Answer:
a. 496.26J
b. 442.29J
c. 53.96J
Explanation:
Given that,
Resistance of wire is 5.0 Ω
R = 5.0 Ω
Connected to EMF of 4V
ε = 4V.
Internal resistance is 0.61Ω
Time t = 2.9mins
t = 2.9 × 60
t = 174 seconds
Power dissipated in the circuit
The equivalent resistance of a series connection is
Req = R1 + R2
Req = R + r
Req = 5+0.61
Req = 5.61Ω
The power dissipation is given as
P = IV
From ohms law V=iR
Then, I=V/R
So, P = (V/R) × V
P = V²/R
P = 4² / 5.61
P = 16/5.61
P = 2.852 Watts
a. The energy transfer from chemical to the electrical is give as
Power = Energy / Time
P = E/t
E = Pt
E = 2.852 × 174
E = 496.26J
The energy transfer from chemical to the electrical as form of heat is 496.26J
b.

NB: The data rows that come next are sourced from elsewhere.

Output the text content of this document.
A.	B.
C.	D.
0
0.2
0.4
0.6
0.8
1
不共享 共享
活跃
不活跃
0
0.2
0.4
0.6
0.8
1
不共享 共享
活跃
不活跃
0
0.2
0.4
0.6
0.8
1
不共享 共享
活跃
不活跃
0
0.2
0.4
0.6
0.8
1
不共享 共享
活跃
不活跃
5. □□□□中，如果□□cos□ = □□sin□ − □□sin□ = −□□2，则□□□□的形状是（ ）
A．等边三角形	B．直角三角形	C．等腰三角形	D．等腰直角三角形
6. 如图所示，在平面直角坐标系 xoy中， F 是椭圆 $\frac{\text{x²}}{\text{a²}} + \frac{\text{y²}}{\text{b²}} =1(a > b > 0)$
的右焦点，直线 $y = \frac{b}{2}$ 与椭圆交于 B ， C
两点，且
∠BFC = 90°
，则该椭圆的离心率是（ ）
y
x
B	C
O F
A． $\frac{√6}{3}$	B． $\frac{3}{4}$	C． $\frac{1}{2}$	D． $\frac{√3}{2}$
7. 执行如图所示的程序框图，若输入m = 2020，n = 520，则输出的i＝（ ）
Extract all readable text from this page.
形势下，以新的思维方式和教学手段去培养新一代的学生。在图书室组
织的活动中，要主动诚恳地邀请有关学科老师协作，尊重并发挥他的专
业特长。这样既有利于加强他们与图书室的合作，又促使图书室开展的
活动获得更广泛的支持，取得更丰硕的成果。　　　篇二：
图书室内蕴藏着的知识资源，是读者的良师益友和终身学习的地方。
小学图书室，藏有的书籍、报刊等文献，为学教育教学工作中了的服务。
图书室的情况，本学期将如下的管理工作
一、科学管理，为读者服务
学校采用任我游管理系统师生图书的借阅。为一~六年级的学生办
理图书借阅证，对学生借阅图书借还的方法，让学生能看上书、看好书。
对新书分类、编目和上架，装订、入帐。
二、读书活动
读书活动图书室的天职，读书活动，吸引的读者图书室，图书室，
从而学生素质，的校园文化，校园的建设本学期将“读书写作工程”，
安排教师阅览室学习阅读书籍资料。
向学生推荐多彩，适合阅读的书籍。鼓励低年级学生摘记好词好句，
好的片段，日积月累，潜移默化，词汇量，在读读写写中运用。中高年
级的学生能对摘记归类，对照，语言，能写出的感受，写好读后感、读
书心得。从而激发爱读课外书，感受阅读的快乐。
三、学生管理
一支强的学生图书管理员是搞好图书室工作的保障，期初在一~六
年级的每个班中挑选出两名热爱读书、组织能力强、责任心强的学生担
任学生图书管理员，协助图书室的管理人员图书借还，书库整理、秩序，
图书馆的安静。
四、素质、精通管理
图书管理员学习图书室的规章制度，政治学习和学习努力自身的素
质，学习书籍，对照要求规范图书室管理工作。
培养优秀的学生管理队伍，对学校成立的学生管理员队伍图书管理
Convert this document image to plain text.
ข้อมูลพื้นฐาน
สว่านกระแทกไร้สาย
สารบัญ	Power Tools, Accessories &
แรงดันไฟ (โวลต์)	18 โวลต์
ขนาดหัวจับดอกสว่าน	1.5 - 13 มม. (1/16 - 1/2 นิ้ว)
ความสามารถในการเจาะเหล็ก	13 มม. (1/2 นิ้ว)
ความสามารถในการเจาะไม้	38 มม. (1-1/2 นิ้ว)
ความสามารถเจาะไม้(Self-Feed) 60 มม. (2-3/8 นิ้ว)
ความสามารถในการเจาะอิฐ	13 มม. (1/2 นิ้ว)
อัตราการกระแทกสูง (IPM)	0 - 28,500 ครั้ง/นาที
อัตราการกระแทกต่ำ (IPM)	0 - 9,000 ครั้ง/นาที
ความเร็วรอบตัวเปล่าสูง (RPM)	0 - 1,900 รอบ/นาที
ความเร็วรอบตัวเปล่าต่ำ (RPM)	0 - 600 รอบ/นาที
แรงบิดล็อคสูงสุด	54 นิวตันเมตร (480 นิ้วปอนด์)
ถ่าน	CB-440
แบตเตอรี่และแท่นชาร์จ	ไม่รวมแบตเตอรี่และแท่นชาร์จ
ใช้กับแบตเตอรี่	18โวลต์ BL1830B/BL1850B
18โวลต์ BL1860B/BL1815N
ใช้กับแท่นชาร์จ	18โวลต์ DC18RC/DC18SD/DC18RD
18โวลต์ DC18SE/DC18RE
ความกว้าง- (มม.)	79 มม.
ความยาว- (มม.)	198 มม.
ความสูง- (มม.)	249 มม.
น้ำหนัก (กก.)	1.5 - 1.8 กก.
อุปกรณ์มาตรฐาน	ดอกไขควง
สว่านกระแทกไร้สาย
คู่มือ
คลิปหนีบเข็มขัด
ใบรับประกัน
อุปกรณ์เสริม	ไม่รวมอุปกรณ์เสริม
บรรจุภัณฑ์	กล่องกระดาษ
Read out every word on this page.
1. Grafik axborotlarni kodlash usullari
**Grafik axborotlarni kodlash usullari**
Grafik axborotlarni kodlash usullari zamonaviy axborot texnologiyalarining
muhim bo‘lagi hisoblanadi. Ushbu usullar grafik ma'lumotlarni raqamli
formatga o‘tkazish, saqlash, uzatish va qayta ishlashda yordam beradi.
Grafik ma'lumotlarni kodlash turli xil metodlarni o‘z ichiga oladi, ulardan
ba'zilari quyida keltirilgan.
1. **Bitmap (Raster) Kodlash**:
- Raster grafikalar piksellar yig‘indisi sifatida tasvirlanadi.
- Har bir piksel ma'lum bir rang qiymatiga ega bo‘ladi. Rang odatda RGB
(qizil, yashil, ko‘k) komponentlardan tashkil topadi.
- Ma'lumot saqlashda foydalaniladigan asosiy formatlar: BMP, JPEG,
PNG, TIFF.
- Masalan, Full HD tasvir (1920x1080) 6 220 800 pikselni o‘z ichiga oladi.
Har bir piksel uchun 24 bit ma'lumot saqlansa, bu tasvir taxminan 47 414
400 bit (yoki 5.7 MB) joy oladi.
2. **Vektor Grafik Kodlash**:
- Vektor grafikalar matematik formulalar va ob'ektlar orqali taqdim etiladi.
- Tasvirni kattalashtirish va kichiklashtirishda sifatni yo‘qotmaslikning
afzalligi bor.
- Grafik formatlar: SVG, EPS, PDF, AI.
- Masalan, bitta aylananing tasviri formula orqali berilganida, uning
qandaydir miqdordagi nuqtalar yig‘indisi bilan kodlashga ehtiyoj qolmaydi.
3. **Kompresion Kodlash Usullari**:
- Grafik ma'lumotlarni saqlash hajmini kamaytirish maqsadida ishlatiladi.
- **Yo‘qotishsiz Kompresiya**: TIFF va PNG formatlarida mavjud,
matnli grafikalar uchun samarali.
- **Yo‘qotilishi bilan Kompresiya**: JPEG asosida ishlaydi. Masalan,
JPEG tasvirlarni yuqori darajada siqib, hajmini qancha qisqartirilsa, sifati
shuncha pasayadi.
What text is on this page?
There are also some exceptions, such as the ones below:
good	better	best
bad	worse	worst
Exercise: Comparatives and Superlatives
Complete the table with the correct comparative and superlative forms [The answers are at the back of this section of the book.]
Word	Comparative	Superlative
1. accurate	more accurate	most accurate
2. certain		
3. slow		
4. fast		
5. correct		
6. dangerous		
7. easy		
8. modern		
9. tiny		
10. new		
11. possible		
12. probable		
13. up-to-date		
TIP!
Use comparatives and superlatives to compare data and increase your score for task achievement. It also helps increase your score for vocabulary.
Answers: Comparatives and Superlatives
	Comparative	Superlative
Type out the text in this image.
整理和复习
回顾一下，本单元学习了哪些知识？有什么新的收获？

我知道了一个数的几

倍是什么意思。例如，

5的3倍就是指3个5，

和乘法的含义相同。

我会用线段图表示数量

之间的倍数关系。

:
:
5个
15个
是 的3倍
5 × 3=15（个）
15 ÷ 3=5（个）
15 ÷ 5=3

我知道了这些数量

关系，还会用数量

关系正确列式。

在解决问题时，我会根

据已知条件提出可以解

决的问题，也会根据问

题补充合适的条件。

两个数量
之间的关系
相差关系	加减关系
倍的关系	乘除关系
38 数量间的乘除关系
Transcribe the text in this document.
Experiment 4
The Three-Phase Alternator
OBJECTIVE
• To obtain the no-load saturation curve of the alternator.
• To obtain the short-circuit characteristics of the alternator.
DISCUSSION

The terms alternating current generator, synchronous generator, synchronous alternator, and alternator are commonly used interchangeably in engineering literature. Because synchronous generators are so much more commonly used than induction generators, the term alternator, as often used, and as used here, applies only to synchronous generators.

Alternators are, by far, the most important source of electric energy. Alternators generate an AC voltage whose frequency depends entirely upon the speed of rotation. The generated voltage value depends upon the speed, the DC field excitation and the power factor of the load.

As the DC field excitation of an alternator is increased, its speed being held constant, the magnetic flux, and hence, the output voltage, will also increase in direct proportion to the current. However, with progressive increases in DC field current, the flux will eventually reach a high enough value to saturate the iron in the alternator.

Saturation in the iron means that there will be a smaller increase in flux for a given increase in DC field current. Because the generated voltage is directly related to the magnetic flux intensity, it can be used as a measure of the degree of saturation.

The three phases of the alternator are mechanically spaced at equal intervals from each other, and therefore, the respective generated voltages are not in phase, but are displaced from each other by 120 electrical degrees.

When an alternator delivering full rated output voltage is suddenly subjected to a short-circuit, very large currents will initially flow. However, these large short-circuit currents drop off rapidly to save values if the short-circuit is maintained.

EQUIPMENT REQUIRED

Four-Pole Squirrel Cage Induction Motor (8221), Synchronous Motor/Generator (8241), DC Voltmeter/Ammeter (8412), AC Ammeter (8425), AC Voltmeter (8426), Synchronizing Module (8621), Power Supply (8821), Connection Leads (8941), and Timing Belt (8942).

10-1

Energy dissipated in the wire
The resistance of the wire is 5Ω
The current flowing in the circuit is give as
V = I(r +R)
4 = I ( 0.61 + 5)
4 = 5.61 × I
Then, I = 4/5.61
I = 0.713 Amps
Then the current flowing in the circuit is 0.713A
So, the energy dissipated it the wire of 5Ω is give as
E = IVt
Where V =IR from ohms law
E = I²Rt
E = 0.713² × 5 × 174
E = 442.29 J
The energy dissipated in the wire as form of heat is 442.29J.
c. The energy dissipated in the battery
Since, the internal resistance of the battery is 0.61Ω
Then, energy dissipated is given as
E = I² Rt
E = 0.713² × 0.61 × 174
E = 53.96J
The energy dissipated in the battery it to its internal resistance as form of heat is 53.96J.